I recently finished reading Bad Mother by Ayelet Waldman, who is married to Michael Chabon. While reading his book of essays on what it means to be a man, a husband and a father, I found out that she had her own book of essays recently published. I'd never read any of her work before; I'd sort of assumed that her "Mommy-track mysteries" were the work of someone who was trying a new, easier profession and with her husband's connections, they didn't have to be very good and she could still get published.
But in his book, he talked enough about her and her life, and how she was as a partner and a mother that I became curious and decided to give it a try. True, she's nowhere in the same league as he is as a writer. She's certainly intelligent enough (I would hope a Harvard educated attorney, her previous profession, would be a smartie) and she's had her fair share of fodder for essays so the subject matter was fascinating and her honesty was inspiring. He, however, has spent years perfecting his craft and it shows. The intricasies of his language, the depth of detail, the spiraling sentences that envelope you in the story are the work of a true wordsmith.
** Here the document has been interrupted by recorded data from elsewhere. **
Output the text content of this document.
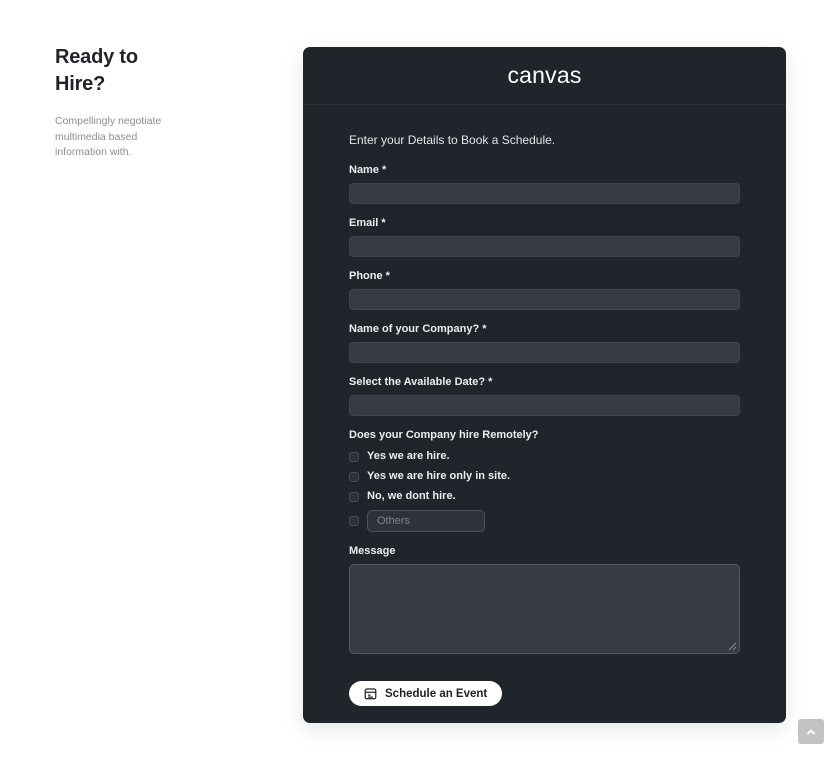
Ready to Hire?

Compellingly negotiate multimedia based information with.

canvas
Enter your Details to Book a Schedule.
Name *
Email *
Phone *
Name of your Company? *
Select the Available Date? *
Does your Company hire Remotely?
Yes we are hire.
Yes we are hire only in site.
No, we dont hire.
Others
Message
Schedule an Event
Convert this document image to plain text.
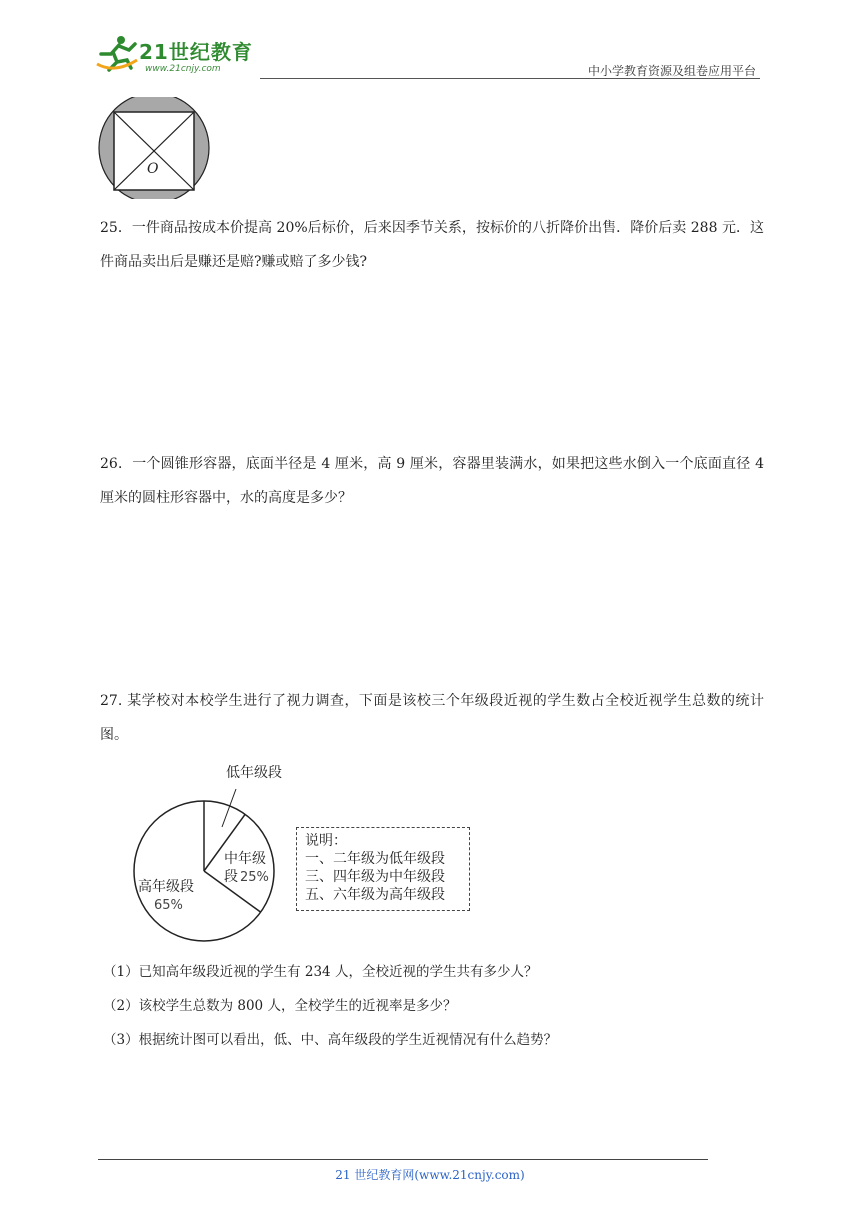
21世纪教育
www.21cnjy.com	中小学教育资源及组卷应用平台
O
25．一件商品按成本价提高 20%后标价，后来因季节关系，按标价的八折降价出售．降价后卖 288 元．这件商品卖出后是赚还是赔?赚或赔了多少钱?
26．一个圆锥形容器，底面半径是 4 厘米，高 9 厘米，容器里装满水，如果把这些水倒入一个底面直径 4 厘米的圆柱形容器中，水的高度是多少？
27. 某学校对本校学生进行了视力调查，下面是该校三个年级段近视的学生数占全校近视学生总数的统计图。
低年级段
中年级
段 25%
高年级段
65%
说明：
一、二年级为低年级段
三、四年级为中年级段
五、六年级为高年级段
（1）已知高年级段近视的学生有 234 人，全校近视的学生共有多少人？
（2）该校学生总数为 800 人，全校学生的近视率是多少？
（3）根据统计图可以看出，低、中、高年级段的学生近视情况有什么趋势？
21 世纪教育网(www.21cnjy.com)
So I don't know if I related to her book better simply because we're both women, and there's some common experience or not, but I found myself shocked and awed over and over at how familiar the essays were. The stories about self esteem, of impatience with the narrow-mindedness of others, the expectations you have for your children, the freedom you give your children, the instantaneous knowledge that you have finally found your partner, the desire to be home with your child and then the rude awakening that it's not everything you thought it would be, and then the guilt over not being satisfied that you're home with your child, the boredom, the need to connect with others but still maintain your space. So, so many things. I have never, ever wanted to contact a writer before and say "You were writing about ME!" but this time, I had to resist trying to find her e-mail address.
If you're reading this and you're a woman, check it out from the library. I think you might find some common ground and the strength to admit some things about yourself.